Structural and Functional Investigation of a Putative Archaeal Selenocysteine Synthase

Bacterial selenocysteine synthase converts seryl-tRNASec to selenocysteinyl-tRNASec for selenoprotein biosynthesis. The identity of this enzyme in archaea and eukaryotes is unknown. On the basis of sequence similarity, a conserved open reading frame has been annotated as a selenocysteine synthase gene in archaeal genomes. We have determined the crystal structure of the corresponding protein from Methanococcus jannaschii, MJ0158. The protein was found to be dimeric with a distinctive domain arrangement and an exposed active site, built from residues of the large domain of one protomer alone.
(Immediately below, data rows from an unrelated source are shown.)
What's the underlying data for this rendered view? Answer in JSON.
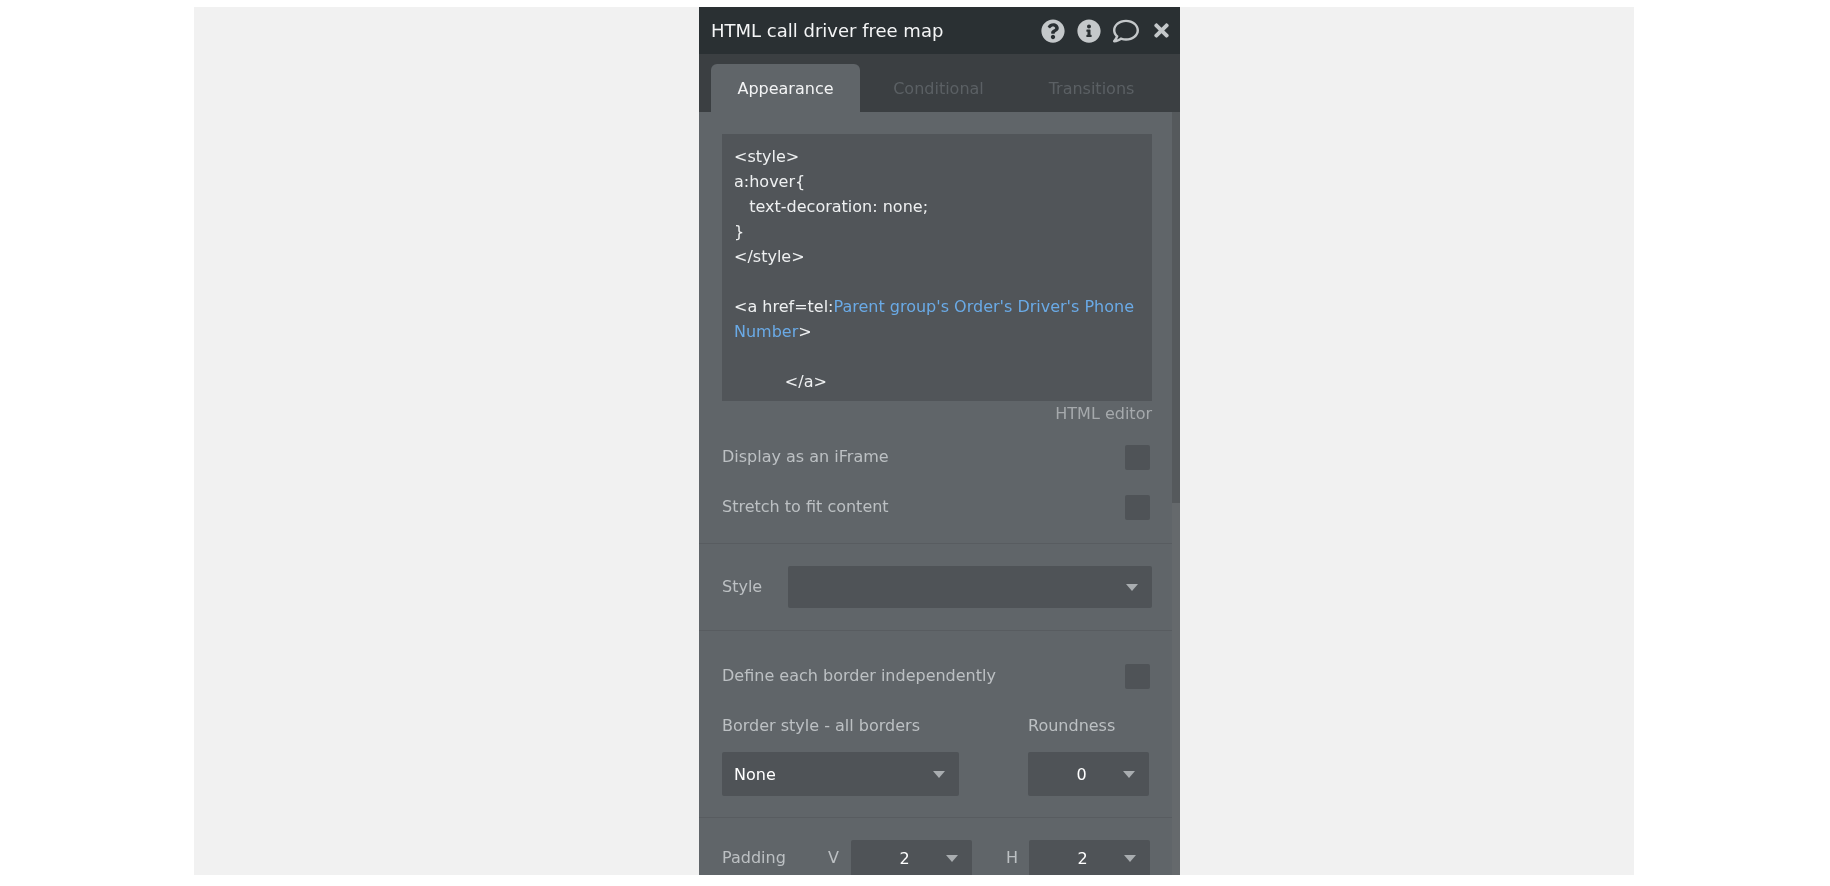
{
  "panel": {
    "title": "HTML call driver free map"
  },
  "tabs": [
    {
      "label": "Appearance",
      "selected": true
    },
    {
      "label": "Conditional",
      "selected": false
    },
    {
      "label": "Transitions",
      "selected": false
    }
  ],
  "html_editor": {
    "blocks": [
      [
        [
          {
            "kind": "plain",
            "text": "<style>"
          }
        ],
        [
          {
            "kind": "plain",
            "text": "a:hover{"
          }
        ],
        [
          {
            "kind": "plain",
            "text": "   text-decoration: none;"
          }
        ],
        [
          {
            "kind": "plain",
            "text": "}"
          }
        ],
        [
          {
            "kind": "plain",
            "text": "</style>"
          }
        ]
      ],
      [
        [
          {
            "kind": "plain",
            "text": "<a href=tel:"
          },
          {
            "kind": "dynamic",
            "text": "Parent group's Order's Driver's Phone Number"
          },
          {
            "kind": "plain",
            "text": ">"
          }
        ]
      ],
      [
        [
          {
            "kind": "plain",
            "text": "          </a>"
          }
        ]
      ]
    ],
    "caption": "HTML editor"
  },
  "options": [
    {
      "label": "Display as an iFrame",
      "checked": false
    },
    {
      "label": "Stretch to fit content",
      "checked": false
    }
  ],
  "style": {
    "label": "Style"
  },
  "border": {
    "independent": {
      "label": "Define each border independently",
      "checked": false
    },
    "style": {
      "label": "Border style - all borders",
      "value": "None"
    },
    "roundness": {
      "label": "Roundness",
      "value": "0"
    }
  },
  "padding": {
    "label": "Padding",
    "fields": [
      {
        "axis": "V",
        "value": "2"
      },
      {
        "axis": "H",
        "value": "2"
      }
    ]
  }
}
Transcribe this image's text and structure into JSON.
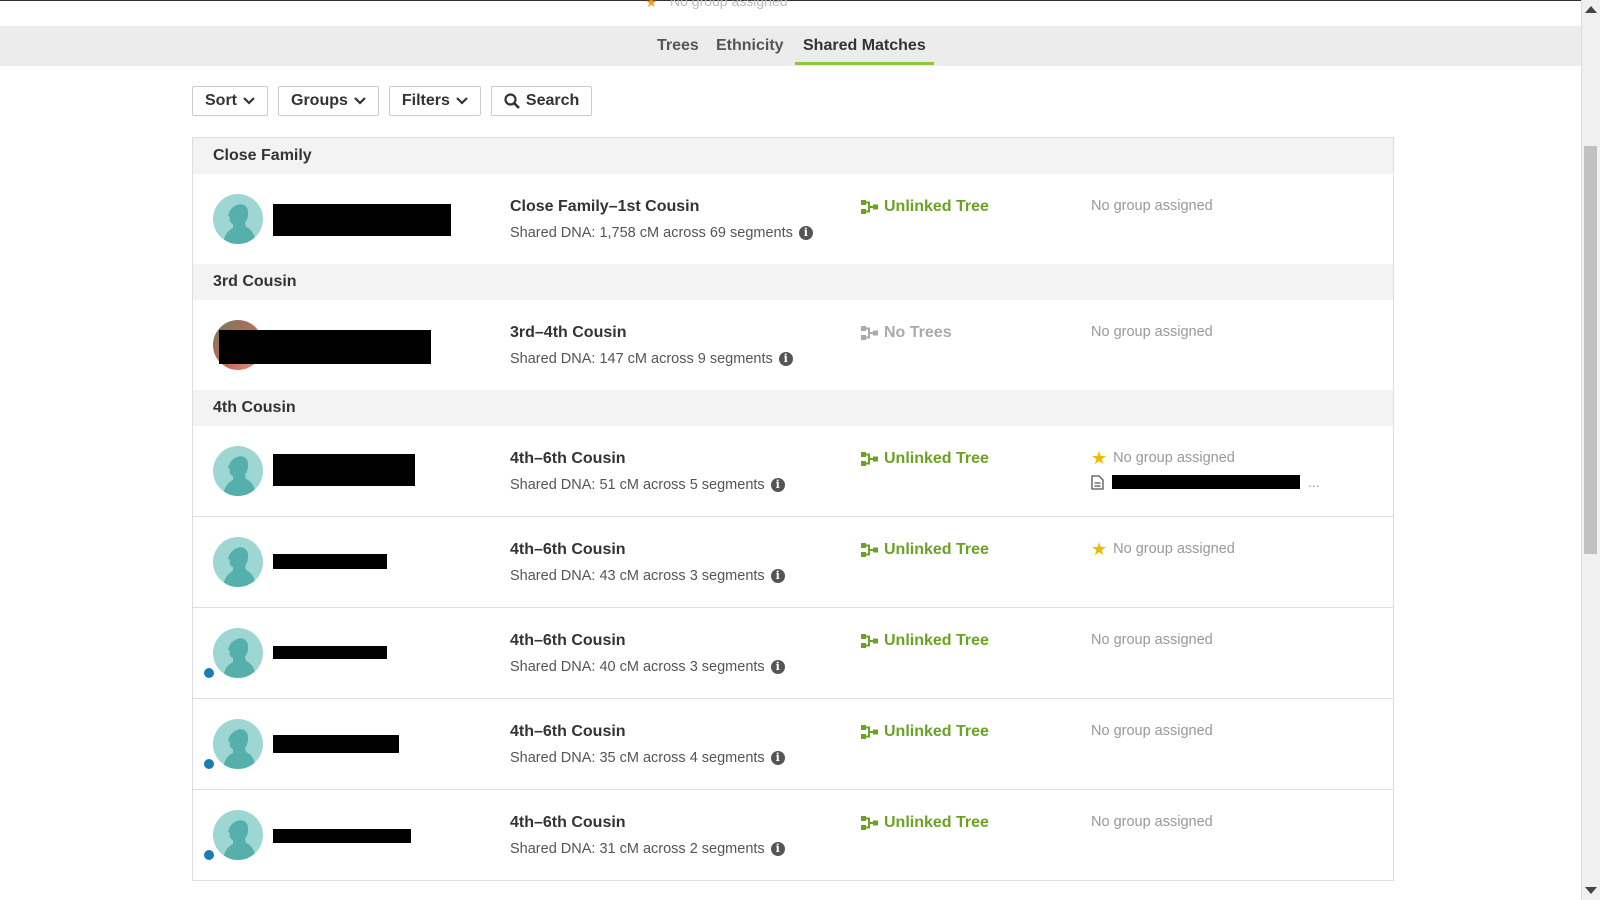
{
  "top_strip": {
    "peek_text": "No group assigned"
  },
  "tabs": [
    {
      "label": "Trees"
    },
    {
      "label": "Ethnicity"
    },
    {
      "label": "Shared Matches",
      "active": true
    }
  ],
  "toolbar": {
    "sort": "Sort",
    "groups": "Groups",
    "filters": "Filters",
    "search": "Search"
  },
  "sections": [
    {
      "title": "Close Family"
    },
    {
      "title": "3rd Cousin"
    },
    {
      "title": "4th Cousin"
    }
  ],
  "matches": [
    {
      "relationship": "Close Family–1st Cousin",
      "shared_dna": "Shared DNA: 1,758 cM across 69 segments",
      "tree": "Unlinked Tree",
      "group": "No group assigned",
      "starred": false
    },
    {
      "relationship": "3rd–4th Cousin",
      "shared_dna": "Shared DNA: 147 cM across 9 segments",
      "tree": "No Trees",
      "group": "No group assigned",
      "starred": false
    },
    {
      "relationship": "4th–6th Cousin",
      "shared_dna": "Shared DNA: 51 cM across 5 segments",
      "tree": "Unlinked Tree",
      "group": "No group assigned",
      "starred": true,
      "note_ellipsis": "..."
    },
    {
      "relationship": "4th–6th Cousin",
      "shared_dna": "Shared DNA: 43 cM across 3 segments",
      "tree": "Unlinked Tree",
      "group": "No group assigned",
      "starred": true
    },
    {
      "relationship": "4th–6th Cousin",
      "shared_dna": "Shared DNA: 40 cM across 3 segments",
      "tree": "Unlinked Tree",
      "group": "No group assigned",
      "starred": false
    },
    {
      "relationship": "4th–6th Cousin",
      "shared_dna": "Shared DNA: 35 cM across 4 segments",
      "tree": "Unlinked Tree",
      "group": "No group assigned",
      "starred": false
    },
    {
      "relationship": "4th–6th Cousin",
      "shared_dna": "Shared DNA: 31 cM across 2 segments",
      "tree": "Unlinked Tree",
      "group": "No group assigned",
      "starred": false
    }
  ],
  "colors": {
    "accent_green": "#6aa224",
    "tab_underline": "#8cc63f",
    "star": "#f5b800",
    "new_dot": "#1a7db0"
  }
}
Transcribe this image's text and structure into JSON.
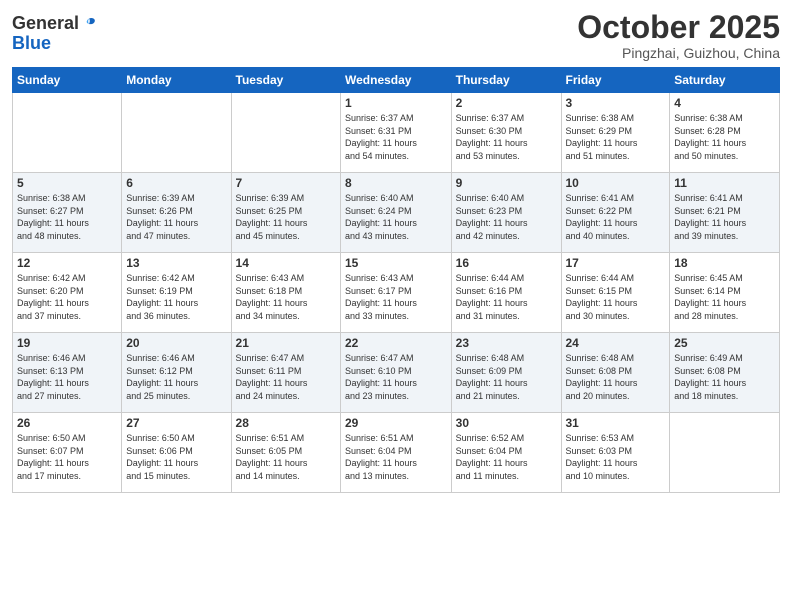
{
  "header": {
    "logo_general": "General",
    "logo_blue": "Blue",
    "month": "October 2025",
    "location": "Pingzhai, Guizhou, China"
  },
  "weekdays": [
    "Sunday",
    "Monday",
    "Tuesday",
    "Wednesday",
    "Thursday",
    "Friday",
    "Saturday"
  ],
  "weeks": [
    [
      {
        "day": "",
        "info": ""
      },
      {
        "day": "",
        "info": ""
      },
      {
        "day": "",
        "info": ""
      },
      {
        "day": "1",
        "info": "Sunrise: 6:37 AM\nSunset: 6:31 PM\nDaylight: 11 hours\nand 54 minutes."
      },
      {
        "day": "2",
        "info": "Sunrise: 6:37 AM\nSunset: 6:30 PM\nDaylight: 11 hours\nand 53 minutes."
      },
      {
        "day": "3",
        "info": "Sunrise: 6:38 AM\nSunset: 6:29 PM\nDaylight: 11 hours\nand 51 minutes."
      },
      {
        "day": "4",
        "info": "Sunrise: 6:38 AM\nSunset: 6:28 PM\nDaylight: 11 hours\nand 50 minutes."
      }
    ],
    [
      {
        "day": "5",
        "info": "Sunrise: 6:38 AM\nSunset: 6:27 PM\nDaylight: 11 hours\nand 48 minutes."
      },
      {
        "day": "6",
        "info": "Sunrise: 6:39 AM\nSunset: 6:26 PM\nDaylight: 11 hours\nand 47 minutes."
      },
      {
        "day": "7",
        "info": "Sunrise: 6:39 AM\nSunset: 6:25 PM\nDaylight: 11 hours\nand 45 minutes."
      },
      {
        "day": "8",
        "info": "Sunrise: 6:40 AM\nSunset: 6:24 PM\nDaylight: 11 hours\nand 43 minutes."
      },
      {
        "day": "9",
        "info": "Sunrise: 6:40 AM\nSunset: 6:23 PM\nDaylight: 11 hours\nand 42 minutes."
      },
      {
        "day": "10",
        "info": "Sunrise: 6:41 AM\nSunset: 6:22 PM\nDaylight: 11 hours\nand 40 minutes."
      },
      {
        "day": "11",
        "info": "Sunrise: 6:41 AM\nSunset: 6:21 PM\nDaylight: 11 hours\nand 39 minutes."
      }
    ],
    [
      {
        "day": "12",
        "info": "Sunrise: 6:42 AM\nSunset: 6:20 PM\nDaylight: 11 hours\nand 37 minutes."
      },
      {
        "day": "13",
        "info": "Sunrise: 6:42 AM\nSunset: 6:19 PM\nDaylight: 11 hours\nand 36 minutes."
      },
      {
        "day": "14",
        "info": "Sunrise: 6:43 AM\nSunset: 6:18 PM\nDaylight: 11 hours\nand 34 minutes."
      },
      {
        "day": "15",
        "info": "Sunrise: 6:43 AM\nSunset: 6:17 PM\nDaylight: 11 hours\nand 33 minutes."
      },
      {
        "day": "16",
        "info": "Sunrise: 6:44 AM\nSunset: 6:16 PM\nDaylight: 11 hours\nand 31 minutes."
      },
      {
        "day": "17",
        "info": "Sunrise: 6:44 AM\nSunset: 6:15 PM\nDaylight: 11 hours\nand 30 minutes."
      },
      {
        "day": "18",
        "info": "Sunrise: 6:45 AM\nSunset: 6:14 PM\nDaylight: 11 hours\nand 28 minutes."
      }
    ],
    [
      {
        "day": "19",
        "info": "Sunrise: 6:46 AM\nSunset: 6:13 PM\nDaylight: 11 hours\nand 27 minutes."
      },
      {
        "day": "20",
        "info": "Sunrise: 6:46 AM\nSunset: 6:12 PM\nDaylight: 11 hours\nand 25 minutes."
      },
      {
        "day": "21",
        "info": "Sunrise: 6:47 AM\nSunset: 6:11 PM\nDaylight: 11 hours\nand 24 minutes."
      },
      {
        "day": "22",
        "info": "Sunrise: 6:47 AM\nSunset: 6:10 PM\nDaylight: 11 hours\nand 23 minutes."
      },
      {
        "day": "23",
        "info": "Sunrise: 6:48 AM\nSunset: 6:09 PM\nDaylight: 11 hours\nand 21 minutes."
      },
      {
        "day": "24",
        "info": "Sunrise: 6:48 AM\nSunset: 6:08 PM\nDaylight: 11 hours\nand 20 minutes."
      },
      {
        "day": "25",
        "info": "Sunrise: 6:49 AM\nSunset: 6:08 PM\nDaylight: 11 hours\nand 18 minutes."
      }
    ],
    [
      {
        "day": "26",
        "info": "Sunrise: 6:50 AM\nSunset: 6:07 PM\nDaylight: 11 hours\nand 17 minutes."
      },
      {
        "day": "27",
        "info": "Sunrise: 6:50 AM\nSunset: 6:06 PM\nDaylight: 11 hours\nand 15 minutes."
      },
      {
        "day": "28",
        "info": "Sunrise: 6:51 AM\nSunset: 6:05 PM\nDaylight: 11 hours\nand 14 minutes."
      },
      {
        "day": "29",
        "info": "Sunrise: 6:51 AM\nSunset: 6:04 PM\nDaylight: 11 hours\nand 13 minutes."
      },
      {
        "day": "30",
        "info": "Sunrise: 6:52 AM\nSunset: 6:04 PM\nDaylight: 11 hours\nand 11 minutes."
      },
      {
        "day": "31",
        "info": "Sunrise: 6:53 AM\nSunset: 6:03 PM\nDaylight: 11 hours\nand 10 minutes."
      },
      {
        "day": "",
        "info": ""
      }
    ]
  ]
}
The shape of the dimer is reminiscent of a substructure of the decameric Escherichia coli selenocysteine synthase seen in electron microscopic projections. However, biochemical analyses demonstrated that MJ0158 lacked affinity for E. coli seryl-tRNASec or M. jannaschii seryl-tRNASec, and neither substrate was directly converted to selenocysteinyl-tRNASec by MJ0158 when supplied with selenophosphate. We then tested a hypothetical M. jannaschii O-phosphoseryl-tRNASec kinase and demonstrated that the enzyme converts seryl-tRNASec to O-phosphoseryl-tRNASec that could constitute an activated intermediate for selenocysteinyl-tRNASec production. MJ0158 also failed to convert O-phosphoseryl-tRNASec to selenocysteinyl-tRNASec. In contrast, both archaeal and bacterial seryl-tRNA synthetases were able to charge both archaeal and bacterial tRNASec with serine, and E. coli selenocysteine synthase converted both types of seryl-tRNASec to selenocysteinyl-tRNASec. These findings demonstrate that a number of factors from the selenoprotein biosynthesis machineries are cross-reactive between the bacterial and the archaeal systems but that MJ0158 either does not encode a selenocysteine synthase or requires additional factors for activity.